As for the Most Valuable OSINT award, my gut was right. The winning team also found that same selfie, and they ran with it. While I didn’t see many valuable details in the image, they were not so limited. They cross-referenced other social media and saw that a cousin of the person of interest posted a video from the same party on TikTok. They determined a likely city based on the locations listed by the person of interest and their family members. The TikTok video provided a wider view of the room the party was in.

The team’s flag submission says they then used Google Maps to search in the target city for the type of building they assumed hosted the event. Photos from the facility’s website showed the inside of the building was a clear match to the event venue. While I was writing my summary report, I double-checked the buildings that could be seen through the windows in the website photos on Google Street View to be certain the location was accurate. Every step checked out. Hats off to them!

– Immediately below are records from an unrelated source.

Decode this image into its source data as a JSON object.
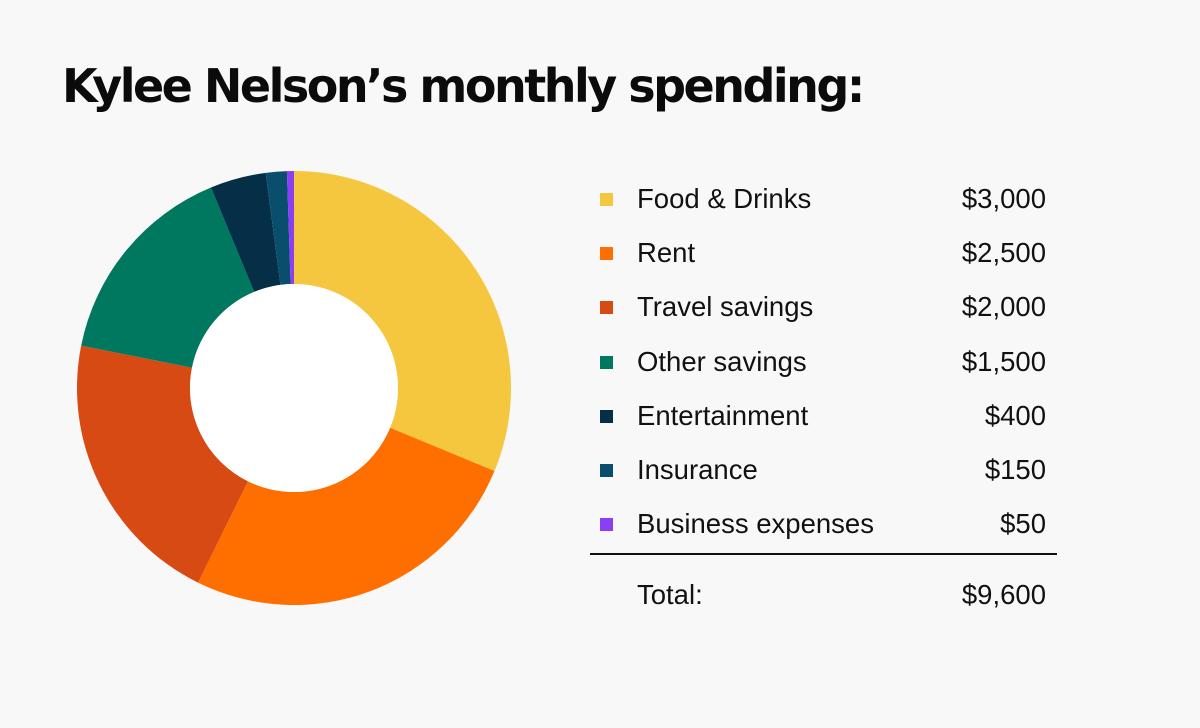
{
  "title": "Kylee Nelson’s monthly spending:",
  "chart_data": {
    "type": "pie",
    "title": "Kylee Nelson’s monthly spending:",
    "unit": "$",
    "categories": [
      "Food & Drinks",
      "Rent",
      "Travel savings",
      "Other savings",
      "Entertainment",
      "Insurance",
      "Business expenses"
    ],
    "values": [
      3000,
      2500,
      2000,
      1500,
      400,
      150,
      50
    ],
    "value_labels": [
      "$3,000",
      "$2,500",
      "$2,000",
      "$1,500",
      "$400",
      "$150",
      "$50"
    ],
    "colors": [
      "#f4c73e",
      "#ff6f00",
      "#d84a14",
      "#00775f",
      "#052f47",
      "#0a4e6e",
      "#8a3ff4"
    ],
    "legend_position": "right",
    "total_label": "Total:",
    "total_value": "$9,600"
  }
}
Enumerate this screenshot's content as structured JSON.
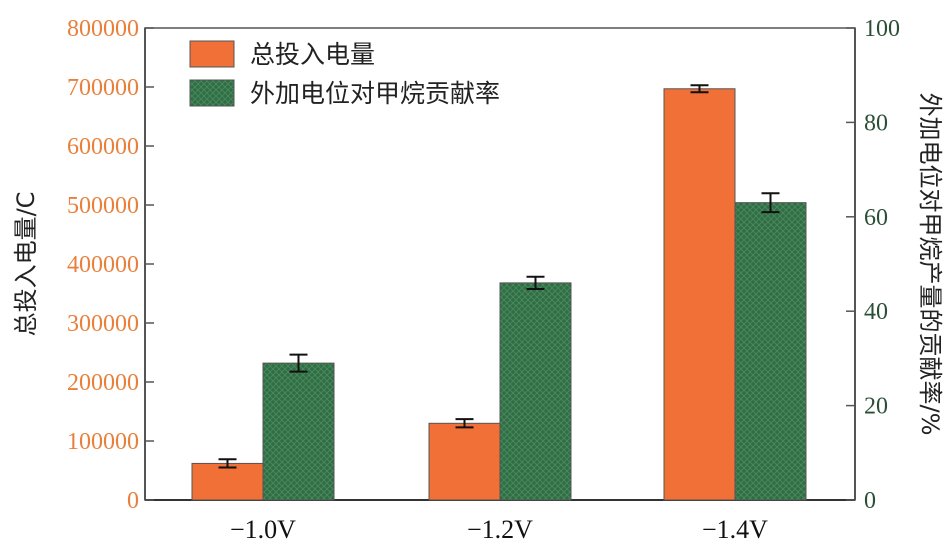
{
  "chart_data": {
    "type": "bar",
    "categories": [
      "−1.0V",
      "−1.2V",
      "−1.4V"
    ],
    "series": [
      {
        "name": "总投入电量",
        "axis": "left",
        "values": [
          62000,
          130000,
          697000
        ],
        "errors": [
          7000,
          7000,
          6000
        ],
        "color": "#f07038"
      },
      {
        "name": "外加电位对甲烷贡献率",
        "axis": "right",
        "values": [
          29,
          46,
          63
        ],
        "errors": [
          1.8,
          1.3,
          2.0
        ],
        "color": "#2f6e45"
      }
    ],
    "y_left": {
      "label": "总投入电量/C",
      "ylim": [
        0,
        800000
      ],
      "ticks": [
        "0",
        "100000",
        "200000",
        "300000",
        "400000",
        "500000",
        "600000",
        "700000",
        "800000"
      ],
      "color": "#e8803c"
    },
    "y_right": {
      "label": "外加电位对甲烷产量的贡献率/%",
      "ylim": [
        0,
        100
      ],
      "ticks": [
        "0",
        "20",
        "40",
        "60",
        "80",
        "100"
      ],
      "color": "#2b4f36"
    },
    "xlabel": "",
    "legend_position": "top-left",
    "grid": false
  }
}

In this case, much of the difficulty arose simply in navigating language and cultural barriers. While I don’t know whether the black badge winners used any advanced techniques, they could have made their findings entirely from information available on the clear web. The lesson they taught me is a valuable one; it is always worth digging a little deeper. I gave up too soon, but they pivoted like good OSINT investigators. Their diligence was richly rewarded. No lead is too small.